Indriði Haraldsson war ein handfreier moderner Mann, und deshalb konnte kein normaler Mensch erkennen, ob er gerade durchdrehte oder nicht. Wenn er auf der Straße mit sich selbst sprach, war vielleicht jemand am anderen Ende der Leitung. Wenn er lachte und lachte, konnte das denselben Grund haben, oder er hörte gerade eine Comedy-Sendung im Radio, oder ein lustiger Sketch lief über seine Linse. Im Grunde ließ sich unmöglich sagen, was in seinem Kopf abging, aber es musste keineswegs etwas Unnormales sein. Wenn er durch die Straße rannte und schrie: »Das Ende der Welt ist nah! Das Ende der Welt ist nah!«, gingen die meisten davon aus, dass er an einem Radioquiz teilnahm und versuchte, einen Hamburger zu gewinnen. Wenn er siebenmal nackt auf der Rolltreppe im Einkaufszentrum hinauf und hinunter fuhr, dachten die Leute dasselbe, nämlich dass wahrscheinlich alle, die siebenmal nackt Rolltreppe fuhren, einen Preis bekamen. Es war schwer zu sagen, welchen Preis er ergattern wollte, zumal er nackt war und man, ausgehend von Frisur, Alter und Statur, nur raten konnte, welcher Zielgruppe er angehörte. Indriði war schlank, hatte blasse Haut und spärliche Körperbehaarung, während sein Kopfhaar blond, wirr und ungekämmt war. Er gehörte also bestimmt nicht zur Zielgruppe des Gute-Laune-Radiosenders, der für Bodybuilding, Sportwagen, Strähnchen und Solarium warb. Er hatte weder ein Tattoo noch eine gepiercte Lippe, Augenbraue, Stirn oder Vorhaut, sodass er nicht zur Zielgruppe des Senders gehörte, der auf alles einen Dreck gab, Rock- und Punk-Coverversionen spielte und für reines Bier, selbstgebrannten Schnaps und filterlose Zigaretten warb. Indriði war nackt und ungekämmt und gehörte bestimmt nicht zu einer der gesetzteren Zielgruppen. Vielleicht war er Performance-Künstler. Künstler performten immer irgendwas. Vielleicht brachte die Rolltreppeneinlage drei Punkte beim Performance-Kurs an der Kunsthochschule. Aber er konnte natürlich auch einer seltenen, exotischen Zielgruppe angehören. Davon gab es viele, obwohl man normalerweise versuchte, die Leute in eine allgemeinere Richtung zu lenken, wo man sie leichter erreichen konnte.
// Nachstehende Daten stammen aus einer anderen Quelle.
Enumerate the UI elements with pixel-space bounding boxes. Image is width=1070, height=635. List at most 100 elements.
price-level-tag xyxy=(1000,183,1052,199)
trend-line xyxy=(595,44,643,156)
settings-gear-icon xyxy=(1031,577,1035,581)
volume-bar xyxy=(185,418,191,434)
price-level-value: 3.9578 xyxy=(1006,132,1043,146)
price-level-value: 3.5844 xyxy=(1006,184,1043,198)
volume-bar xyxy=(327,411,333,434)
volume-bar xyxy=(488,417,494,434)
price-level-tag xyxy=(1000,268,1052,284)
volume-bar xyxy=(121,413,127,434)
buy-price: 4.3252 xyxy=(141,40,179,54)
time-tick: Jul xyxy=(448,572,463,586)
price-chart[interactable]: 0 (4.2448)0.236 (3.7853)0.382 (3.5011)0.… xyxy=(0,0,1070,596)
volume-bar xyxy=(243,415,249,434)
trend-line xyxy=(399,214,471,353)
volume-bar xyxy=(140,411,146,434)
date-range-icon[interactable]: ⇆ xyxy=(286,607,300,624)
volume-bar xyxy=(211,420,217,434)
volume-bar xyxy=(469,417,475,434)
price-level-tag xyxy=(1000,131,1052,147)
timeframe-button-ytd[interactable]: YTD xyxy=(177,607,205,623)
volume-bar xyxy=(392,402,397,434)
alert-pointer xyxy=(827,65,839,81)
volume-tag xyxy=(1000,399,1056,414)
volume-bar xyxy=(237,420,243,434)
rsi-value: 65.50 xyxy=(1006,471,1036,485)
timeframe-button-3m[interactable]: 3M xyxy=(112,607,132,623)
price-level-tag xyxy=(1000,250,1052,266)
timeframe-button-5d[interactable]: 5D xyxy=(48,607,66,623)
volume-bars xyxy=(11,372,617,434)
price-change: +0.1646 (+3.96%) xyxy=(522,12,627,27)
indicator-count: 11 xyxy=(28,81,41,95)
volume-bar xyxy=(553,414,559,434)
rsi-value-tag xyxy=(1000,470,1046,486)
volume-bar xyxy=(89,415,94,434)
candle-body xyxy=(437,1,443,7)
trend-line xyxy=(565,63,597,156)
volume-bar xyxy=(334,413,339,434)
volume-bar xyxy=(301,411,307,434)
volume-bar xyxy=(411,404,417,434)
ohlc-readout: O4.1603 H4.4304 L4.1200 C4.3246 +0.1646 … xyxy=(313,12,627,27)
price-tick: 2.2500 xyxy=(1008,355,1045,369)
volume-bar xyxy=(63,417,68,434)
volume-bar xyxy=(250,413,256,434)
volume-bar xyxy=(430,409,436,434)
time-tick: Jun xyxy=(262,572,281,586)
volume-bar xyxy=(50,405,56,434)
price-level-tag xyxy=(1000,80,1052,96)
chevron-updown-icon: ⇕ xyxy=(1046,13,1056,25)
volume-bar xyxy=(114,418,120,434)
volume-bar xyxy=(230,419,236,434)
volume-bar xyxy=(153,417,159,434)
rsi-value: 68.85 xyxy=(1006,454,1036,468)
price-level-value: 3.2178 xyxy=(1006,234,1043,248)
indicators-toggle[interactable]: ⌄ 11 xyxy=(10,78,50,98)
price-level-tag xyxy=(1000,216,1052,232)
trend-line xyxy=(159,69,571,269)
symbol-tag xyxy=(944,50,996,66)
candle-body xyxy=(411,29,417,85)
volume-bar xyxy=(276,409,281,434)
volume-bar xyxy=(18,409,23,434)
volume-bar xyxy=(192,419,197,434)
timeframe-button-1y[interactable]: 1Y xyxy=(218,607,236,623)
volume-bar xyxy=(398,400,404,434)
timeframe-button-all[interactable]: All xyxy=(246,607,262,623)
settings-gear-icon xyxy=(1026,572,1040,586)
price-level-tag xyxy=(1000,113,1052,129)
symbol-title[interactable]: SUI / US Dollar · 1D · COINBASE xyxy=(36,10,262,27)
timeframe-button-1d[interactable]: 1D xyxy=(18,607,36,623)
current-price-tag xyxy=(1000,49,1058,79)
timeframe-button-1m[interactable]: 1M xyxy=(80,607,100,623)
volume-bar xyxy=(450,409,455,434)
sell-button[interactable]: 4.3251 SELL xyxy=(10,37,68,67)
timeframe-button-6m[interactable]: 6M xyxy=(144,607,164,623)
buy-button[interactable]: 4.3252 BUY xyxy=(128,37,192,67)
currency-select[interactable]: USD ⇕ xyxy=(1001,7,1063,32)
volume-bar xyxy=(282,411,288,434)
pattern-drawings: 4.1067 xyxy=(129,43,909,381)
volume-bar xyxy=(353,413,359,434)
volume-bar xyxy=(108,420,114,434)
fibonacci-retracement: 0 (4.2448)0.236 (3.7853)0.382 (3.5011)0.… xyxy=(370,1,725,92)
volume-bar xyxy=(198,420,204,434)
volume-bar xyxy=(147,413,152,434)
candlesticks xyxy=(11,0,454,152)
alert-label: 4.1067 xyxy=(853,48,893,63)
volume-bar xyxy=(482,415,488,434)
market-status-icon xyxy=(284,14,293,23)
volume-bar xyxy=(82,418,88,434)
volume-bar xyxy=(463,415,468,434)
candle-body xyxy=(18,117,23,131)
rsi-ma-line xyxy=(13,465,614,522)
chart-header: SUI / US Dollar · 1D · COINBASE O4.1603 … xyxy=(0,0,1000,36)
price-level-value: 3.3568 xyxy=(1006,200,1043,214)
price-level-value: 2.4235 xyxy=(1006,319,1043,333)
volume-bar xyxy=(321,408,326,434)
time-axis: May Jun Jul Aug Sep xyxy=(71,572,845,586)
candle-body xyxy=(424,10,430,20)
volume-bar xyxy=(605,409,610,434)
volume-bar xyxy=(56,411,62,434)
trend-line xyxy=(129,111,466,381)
Wenn Indriði plötzlich zehn Sekunden lang jemanden anschrie: »EEEEEISKALTES MALZBIER! EEEEEISKALTES MALZBIER!!!«, ohne dass seine Augen oder sein Körper mit den Worten mitgingen, war das nicht unnormal. Der Grund für dieses Verhalten war klar: Die Werbung, die ihm übermittelt wurde, war direkt mit seinem Sprachzentrum verknüpft. »EEEEEISKALTES MALZBIER!!!!« Er musste also ein »Werbekräher« oder »Kräher« sein, wie sie meist genannt wurden. Vermutlich war er so pleite, dass er aus den meisten Zielgruppen herausfiel und es sich nicht lohnte, ihm Werbung zu übermitteln. Aber man konnte durch ihn Werbung an andere übermitteln, indem man Slogans mit seinem Sprachzentrum verknüpfte und seinen Mund als Lautsprecher benutzte. Wer an einem Kräher vorbeikam, musste mit einer Ankündigung rechnen:

»EEEEEISKALTES MALZBIER!«

Das hatte eine größere Wirkung als traditionelle Appelle auf Werbetafeln oder im Radio. Deshalb krähte Indriði, wenn er auf dem Weg zum Parkplatz einem Mann begegnete:

»BITTE ANSCHNALLEN! FAHREN SIE VORSICHTIG!«

Der Mann war mit überhöhter Geschwindigkeit ohne Sicherheitsgurt von der Polizei angehalten worden. Als Strafe musste er sich zweitausend erbauliche Ermahnungen von Werbekrähern anhören und für diese bezahlen. Das war vielleicht das Beste an der neuen Technik. Man konnte sie anwenden, um die Gesellschaft zu verbessern.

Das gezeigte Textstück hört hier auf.